I tried many times to become a man of letters, before it took. There were the various journals, construction-paper-and-staple bound in bold colors around the gray, lined, re-used pulp paper that tore easily under my pencil's eraser as a seven-year-old. Those entries were mostly rote; who did what at lunch, my after school concerns – the neighborhood crew I was running around with, or what was new at the small creek that ran through our 1960s-era subdivision.

In high school there were composition books, the black-and-white speckled covers, the inside flap penned with a thousand iterations of signing my first time. This must've seemed more pertinent in study hall than reading or writing – although there were poems of a sort interspersed with math and history notes, mostly paired couplets with seven or eight words per line, hard end rhymes, and choruses that were about as pathetic as you'd expect.

Other beginnings included the magnetic-clasped, faux-leather-bound half-size volume from Carmichael's in Louisville. This went with me on my first few full-band tours, tucked into a backpack full of unwashed clothes, peanut butter jars, and squished loaves of Aunt Millie's Honey Wheat. In fits and starts this filled up with paragraphs of floors I'd slept on, weird things that people said in the back of the van, to-do lists, directions to bars or clubs or the last homely house – pre-smartphone-era, most things I owned were fair game for jotted down, turn-by-turn instructions that ended in bold-faced, underlined addresses.

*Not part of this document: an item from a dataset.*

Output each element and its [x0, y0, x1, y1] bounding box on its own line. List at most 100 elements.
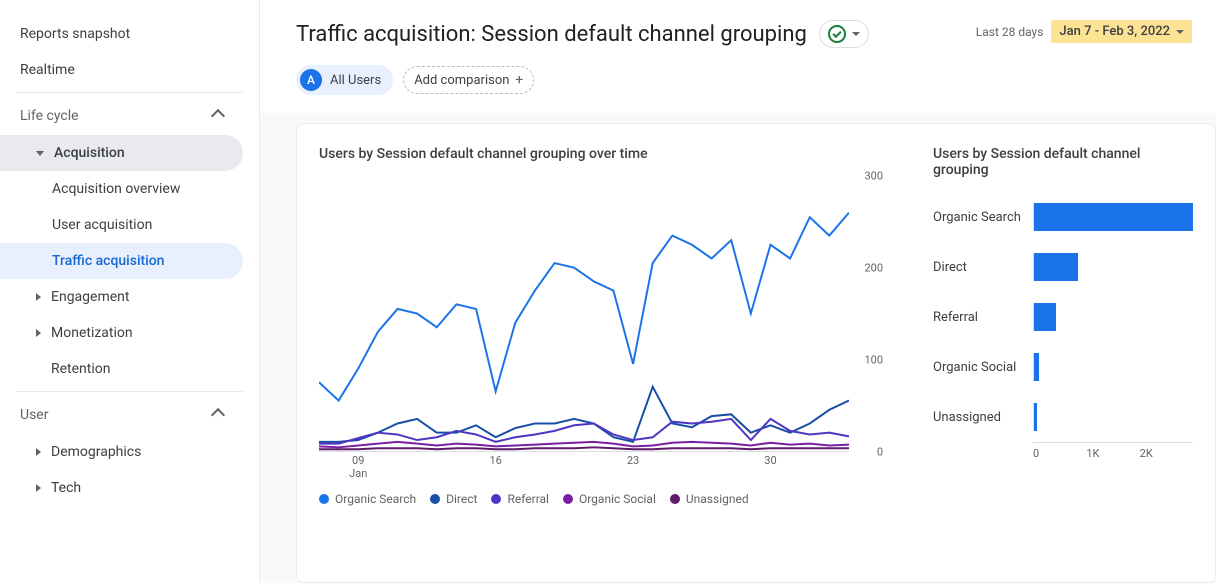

Even postcards from sojourns would often go unsent – even, embarrassingly, after they were addressed. They'd get stuck in a book purchased on the road, or like a weed poking out of a clump of receipts. And once I came home, it seemed an affront to the addressee to send the postcard stamped instead with INDIANAPOLIS IN. They'd notice, judge me (correctly) for my sloth and inability to write three sentences that basically summed up the weather, my location, and what I'd done in the past 24 hours.

In the end, it was the omnipresent, real-time connectivity imposed on me by the all-too-consuming digital world that made sitting at the table, curtains open, coffee steaming, in front of a pen and stationery – where else could one carefully compose thoughts that were meant for a single reader? Away from the screen strain, I gradually shed the filter of my online self one scribble at a time.